La notizia dell’arresto di Roberto De Blasio, imprenditore nel settore della sicurezza privata, impegnato nell’associazione Antiracket di Molfetta, ha sconvolto i vertici della Fai regionale pugliese. A l’Immediato l’attivista viestana Vittoria Vescera non nasconde l’amarezza per i timidi risultati raggiunti a Foggia-città dall’organizzazione di Tano Grasso, che invece ha saputo imprimere un cambiamento vero a Vieste, pur in una comunità attraversata e scossa da una guerra di mafia violentissima.
L’ingegner Pippo Cavaliere (in alto, tra il comandante dei cc Aquilio e il vescovo Pelvi), presidente della Fondazione Antiusura Buon Samaritano, prosegue nella riflessione lanciata dall’imprenditrice turistica garganica sul tema delle infiltrazioni criminali nell’economia sana e nelle associazione legalitarie. Anche per i fondi antiusura, a Lecce, vi fu un fenomeno molto grave con la presidente che intascava i soldi destinati alle vittime.
“È vero, al momento l’associazione antiracket a Foggia non ha dato i frutti sperati – conferma a l’Immediato, Cavaliere – mi sono sempre posto il problema di attenzionare con molta cura le persone che si avvicinano alle organizzazioni di volontari contro la criminalità organizzata.
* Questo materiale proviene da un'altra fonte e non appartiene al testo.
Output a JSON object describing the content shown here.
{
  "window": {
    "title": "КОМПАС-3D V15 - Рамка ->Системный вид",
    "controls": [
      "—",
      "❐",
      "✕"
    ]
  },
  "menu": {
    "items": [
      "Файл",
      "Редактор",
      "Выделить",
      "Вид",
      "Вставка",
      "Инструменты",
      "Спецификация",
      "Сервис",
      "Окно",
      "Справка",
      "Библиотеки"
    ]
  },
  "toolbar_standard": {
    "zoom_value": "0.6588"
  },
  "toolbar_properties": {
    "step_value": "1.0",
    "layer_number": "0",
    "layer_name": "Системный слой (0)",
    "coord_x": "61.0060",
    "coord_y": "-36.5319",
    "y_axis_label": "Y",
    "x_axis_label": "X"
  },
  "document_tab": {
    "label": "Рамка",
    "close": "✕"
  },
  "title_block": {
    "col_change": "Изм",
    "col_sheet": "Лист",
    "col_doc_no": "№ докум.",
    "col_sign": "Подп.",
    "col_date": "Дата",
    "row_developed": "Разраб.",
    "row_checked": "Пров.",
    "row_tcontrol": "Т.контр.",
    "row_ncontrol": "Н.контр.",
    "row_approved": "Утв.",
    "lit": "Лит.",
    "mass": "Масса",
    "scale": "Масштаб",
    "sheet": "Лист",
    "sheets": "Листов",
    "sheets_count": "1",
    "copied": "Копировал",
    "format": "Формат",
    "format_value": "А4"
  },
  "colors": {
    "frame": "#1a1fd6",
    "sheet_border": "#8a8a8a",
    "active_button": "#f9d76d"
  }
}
Nel caso di Molfetta bisogna capire se l’imprenditore coinvolto si fosse legato all’antiracket per ricostruirsi un manto di verginità o se avesse motivazione diverse”.
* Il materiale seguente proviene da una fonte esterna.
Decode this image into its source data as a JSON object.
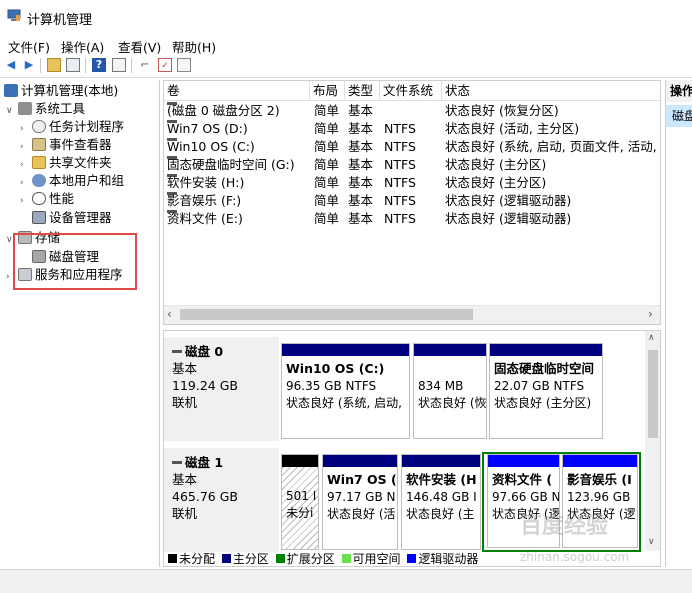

Quali ad esempio? “In casi analoghi ci possono essere delle infiltrazioni con una duplice finalità. Da un lato ci può essere l’interesse a far da testa di ponte con i malavitosi al fine di controllare l’operato e l’attività dell’associazione, può esservi cioè un disegno organico per monitorare le iniziative e le informazioni dell’associazione. Dall’altro ci si associa per minare alla lunga la credibilità stessa dell’organizzazione. È chiaro che quando vien fuori che uno dei membri di una associazione antiracket ha legami con la criminalità organizzata l’operato di tutti i volontari viene macchiato, è l’istituzione e con essa lo Stato ad essere penalizzato. È in gioco la credibilità. Ho sempre avuto la convinzione che tali infiltrazioni trovino terreno fertile nelle zone grigie della società, che sono zone sicuramente esterne agli ambienti malavitosi, ma contigue, acquiescenti e che in un certo modo trovano beneficio da alcune attività illecite. Non partecipano attivamente ad esse, ma traggono benefici indiretti dal silenzio”.
Ritiene che nel caso Foggia, i commercianti foggiani più influenti non si associno all’antiracket perché – anche se non pagano il pizzo – è più semplice star silenti in modo da avere i malavitosi come clienti o “padrini”? Cavaliere è netto. “Io non credo che sia una questione di timore o paura o peggio ancora di interesse. Gli opinion makers tra i commercianti, gli influencers, sanno che uniti la battaglia si vince, ma permane nella nostra città una assuefazione, una rassegnazione. In noi c’è come la consapevolezza che uno stato di cose sia immodificabile. Attribuisco la mancanza di coraggio e di attivismo a questa rassegnazione, all’ignavia di cui parla l’Arcivescovo”.
C’è mai stato in Fondazione un tentativo di infiltrazione da parte di soggetti della zona grigia? “No, mai, abbiamo sempre prestato molta attenzione alla legittimità degli interlocutori, c’è stata una analisi a priori e posso dirlo con certezza, ormai la Fondazione si avvia al suo 23esimo anno di attività sul territorio e mi auguro che chiunque sia impegnato in questo settore si attivi in tal senso”.
Foggia Reagisce in Teatro Giordano con l’allora procuratore nazionale antimafia Franco Roberti invitato dall’Arcivescovo Pelvi presidente onorario della Fondazione, lo scorso 21 marzo con i 40mila in strada con Libera per la Giornata della memoria e dell’impegno per le vittime di mafia, innumerevoli iniziative di formazione nelle scuole e in città, la presenza attiva di Tano Grasso in città e in provincia al fianco degli attori economici intimiditi. Le associazioni in questi anni hanno messo in campo tutta la loro conoscenza e la loro energia contro le mafie. “È difficile andare oltre ciò che è stato già fatto dai volontari e dalle associazioni – conclude Cavaliere – l’impulso ora deve venire dal basso, dagli imprenditori e dai commercianti. Serve una loro spinta: denunciamo tutti insieme e non ci saranno più bersagli per la criminalità organizzata”.